Mobile banking: how are people using it?
Published 20 July 2012 by Daniel Culpan
Many banking customers are turning to mobile banking for the speed and convenience it can offer - and new research has revealed exactly how people are using it.
According to research by Forrester, a fifth of internet users in Western Europe currently use mobile banking, which could make it a more important innovation for managing our money than even cash machines or credit cards, Finextra reports.
The global research and advisory firm, which based its research on over 13,600 consumer surveys, found that SMS text alerts remain the most popular way for customers to bank using their mobiles in most countries.
However, the findings revealed that the use of mobile banking 'apps' is also rapidly growing - fast overtaking many other banking channels. Indeed, Forrester predicts that in both developed and developing economies, mobile banking will become the main way 'perhaps most' customers will manage their money.
Other key findings from the report: mobile banking app users are the greatest users of mobile transfers, with more than a third (36%) using their mobile app to move money between their bank accounts in the last three months, and almost a quarter (24%) using their handset to transfer money to family or friends.
14% of European internet users with mobile phones used SMS text alerts last year, an increase on 13% in 2010. SMS alerts are especially popular in Spain and Italy.

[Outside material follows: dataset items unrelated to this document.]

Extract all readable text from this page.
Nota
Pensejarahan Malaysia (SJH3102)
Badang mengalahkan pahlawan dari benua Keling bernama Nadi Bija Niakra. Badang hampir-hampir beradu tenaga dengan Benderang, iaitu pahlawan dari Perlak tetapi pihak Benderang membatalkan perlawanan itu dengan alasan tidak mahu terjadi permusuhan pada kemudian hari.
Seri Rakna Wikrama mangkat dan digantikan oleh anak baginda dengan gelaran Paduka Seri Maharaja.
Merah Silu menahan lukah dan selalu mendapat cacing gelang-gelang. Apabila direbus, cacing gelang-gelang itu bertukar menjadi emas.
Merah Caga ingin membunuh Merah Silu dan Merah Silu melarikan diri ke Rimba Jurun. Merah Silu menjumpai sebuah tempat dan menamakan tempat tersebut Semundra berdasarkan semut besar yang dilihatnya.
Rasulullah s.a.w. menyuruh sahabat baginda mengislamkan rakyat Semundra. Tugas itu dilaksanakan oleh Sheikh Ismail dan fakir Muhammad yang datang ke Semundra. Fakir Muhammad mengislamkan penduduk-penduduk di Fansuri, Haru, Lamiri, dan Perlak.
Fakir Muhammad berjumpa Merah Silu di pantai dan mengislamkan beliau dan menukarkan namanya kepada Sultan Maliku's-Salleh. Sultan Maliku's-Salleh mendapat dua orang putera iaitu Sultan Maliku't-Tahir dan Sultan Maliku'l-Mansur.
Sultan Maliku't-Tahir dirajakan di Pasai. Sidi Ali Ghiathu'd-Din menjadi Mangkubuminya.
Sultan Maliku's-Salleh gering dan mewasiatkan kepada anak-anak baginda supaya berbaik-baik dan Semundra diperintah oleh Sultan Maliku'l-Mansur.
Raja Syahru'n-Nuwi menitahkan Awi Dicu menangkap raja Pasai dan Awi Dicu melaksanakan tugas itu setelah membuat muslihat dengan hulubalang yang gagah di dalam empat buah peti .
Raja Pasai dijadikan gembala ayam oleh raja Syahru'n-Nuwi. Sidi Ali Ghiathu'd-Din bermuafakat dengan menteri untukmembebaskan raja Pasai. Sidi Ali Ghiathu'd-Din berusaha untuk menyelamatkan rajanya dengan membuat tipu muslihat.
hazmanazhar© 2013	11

Yet here in the UK, only 2% of online adults currently use a mobile app to manage their accounts - but as banks increasingly offer mobile banking apps, this could soon change.
A spokesperson for thinkmoney commented: "Mobile banking is quickly becoming one of the most popular ways for people to manage their money, with many taking advantage of the convenience and speed it can offer.
"The thinkmoney Managed Current Account, for example, offers SMS text services, which could really help customers keep an eye on their account, just about whenever and wherever they are."